For the third party breach of contract claim, the District Court relied on Astra USA, Inc. v. Santa Clara County, California, 131 S.Ct. 1342 (2011), which held, “[T]here was no private right to sue for breach of contract as a third party beneficiary of a government contract when the statute mandating the contract contained no express or implied right of action.” In addition to finding that the MMA and its predecessors do not explicitly provide a right of action, and the court found that CMS’s voluntary, non-binding dispute resolution process indicates Congressional implicit intent to disallow private suits. Thus, the Court dismissed HHC’s third party breach of contract claim because the contract derived from a statute that allows no private right of action for third-party beneficiaries.
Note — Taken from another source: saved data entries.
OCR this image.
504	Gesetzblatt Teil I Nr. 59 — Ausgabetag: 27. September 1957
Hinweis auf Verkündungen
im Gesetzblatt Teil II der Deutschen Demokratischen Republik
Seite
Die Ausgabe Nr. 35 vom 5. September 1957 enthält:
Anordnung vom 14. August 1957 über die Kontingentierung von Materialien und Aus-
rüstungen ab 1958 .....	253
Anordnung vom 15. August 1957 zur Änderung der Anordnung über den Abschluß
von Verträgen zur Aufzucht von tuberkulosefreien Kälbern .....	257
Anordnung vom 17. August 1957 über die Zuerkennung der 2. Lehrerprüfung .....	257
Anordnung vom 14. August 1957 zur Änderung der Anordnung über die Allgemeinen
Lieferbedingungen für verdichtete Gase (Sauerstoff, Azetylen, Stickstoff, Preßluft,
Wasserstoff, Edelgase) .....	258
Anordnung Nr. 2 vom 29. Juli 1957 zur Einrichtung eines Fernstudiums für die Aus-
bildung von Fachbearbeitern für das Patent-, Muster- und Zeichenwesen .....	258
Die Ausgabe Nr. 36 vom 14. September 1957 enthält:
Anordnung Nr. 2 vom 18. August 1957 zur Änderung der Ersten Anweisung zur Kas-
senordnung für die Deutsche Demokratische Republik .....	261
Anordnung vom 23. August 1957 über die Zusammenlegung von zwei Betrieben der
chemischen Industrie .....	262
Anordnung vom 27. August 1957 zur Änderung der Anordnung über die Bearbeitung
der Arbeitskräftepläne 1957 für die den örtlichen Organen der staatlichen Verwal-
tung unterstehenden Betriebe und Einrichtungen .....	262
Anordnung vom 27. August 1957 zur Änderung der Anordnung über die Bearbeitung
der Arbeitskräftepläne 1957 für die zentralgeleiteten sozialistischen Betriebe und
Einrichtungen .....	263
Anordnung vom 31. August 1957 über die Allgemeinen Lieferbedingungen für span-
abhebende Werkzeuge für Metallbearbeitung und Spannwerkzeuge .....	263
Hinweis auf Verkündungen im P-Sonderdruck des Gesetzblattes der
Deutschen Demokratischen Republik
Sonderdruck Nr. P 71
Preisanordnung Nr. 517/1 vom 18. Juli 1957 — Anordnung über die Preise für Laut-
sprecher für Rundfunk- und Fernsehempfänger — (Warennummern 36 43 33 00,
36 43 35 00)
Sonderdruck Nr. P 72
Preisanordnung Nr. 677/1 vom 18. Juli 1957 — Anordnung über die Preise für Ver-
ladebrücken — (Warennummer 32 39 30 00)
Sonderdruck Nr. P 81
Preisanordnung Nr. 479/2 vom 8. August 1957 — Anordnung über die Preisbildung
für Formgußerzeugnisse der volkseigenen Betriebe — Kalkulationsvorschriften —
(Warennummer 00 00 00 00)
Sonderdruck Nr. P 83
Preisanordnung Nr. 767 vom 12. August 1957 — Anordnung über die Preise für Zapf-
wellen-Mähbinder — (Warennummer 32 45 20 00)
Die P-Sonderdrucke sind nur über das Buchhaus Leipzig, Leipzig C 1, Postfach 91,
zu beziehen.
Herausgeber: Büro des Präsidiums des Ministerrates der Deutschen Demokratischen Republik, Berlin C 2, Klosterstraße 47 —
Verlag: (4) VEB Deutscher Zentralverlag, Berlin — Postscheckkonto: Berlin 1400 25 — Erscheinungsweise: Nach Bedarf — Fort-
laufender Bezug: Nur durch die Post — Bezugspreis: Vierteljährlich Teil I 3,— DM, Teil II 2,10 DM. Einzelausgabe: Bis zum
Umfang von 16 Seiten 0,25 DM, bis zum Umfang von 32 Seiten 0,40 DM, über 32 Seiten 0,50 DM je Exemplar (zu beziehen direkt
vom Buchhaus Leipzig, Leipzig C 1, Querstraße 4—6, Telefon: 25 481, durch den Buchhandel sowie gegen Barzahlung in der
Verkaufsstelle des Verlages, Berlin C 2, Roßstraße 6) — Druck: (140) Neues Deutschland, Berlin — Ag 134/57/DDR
However, it did not dismiss HHC’s unjust enrichment claim because it found no evidence of preemption by the MMA. Specifically, it found the MMA did not expressly preempt state law, The court distinguished Uhm v. Humana, Inc., 620 F.3d 1134 (9th Cir. 2010), as undermining CMS standards regarding marketing material. The court explained:
“CMS has established standards for payments to Non–Contracted Providers. However, until very recently, CMS had not set standards governing an MA Organization’s responsibility to pay the Original Medicare amount when the bill contained a lower charge. Though CMS has now provided clarification, judicial resolution of claims predating the recent CMS pronouncements would not upset the statutory regime. Furthermore, a court would not have to overrule a previous CMS determination in order to find in favor of HHC on its unjust enrichment claim. In fact, CMS has refused to make a determination on the dispute. Because the specific allegations underlying HHC’s unjust enrichment claim would not interfere with federal standards governing MA plans, the claim is not expressly preempted” (footnotes omitted).
The court further held that “Congress has not demonstrated an intent to exclusively dominate the field” of healthcare law. In addition, there was no conflict between HHC’s claim for CMS’ DRG payment amounts and the CMS regulations. The court also determined that permitting the claim to proceed under state common law did not stand as an obstacle to the accomplishment and execution of the full purposes and objectives of Congress.
The breach of contract claim had encompassed a federal question. But after the dismissal of that claim, there was no longer a basis for federal jurisdiction. The District Court remanded the unjust enrichment claim to state court.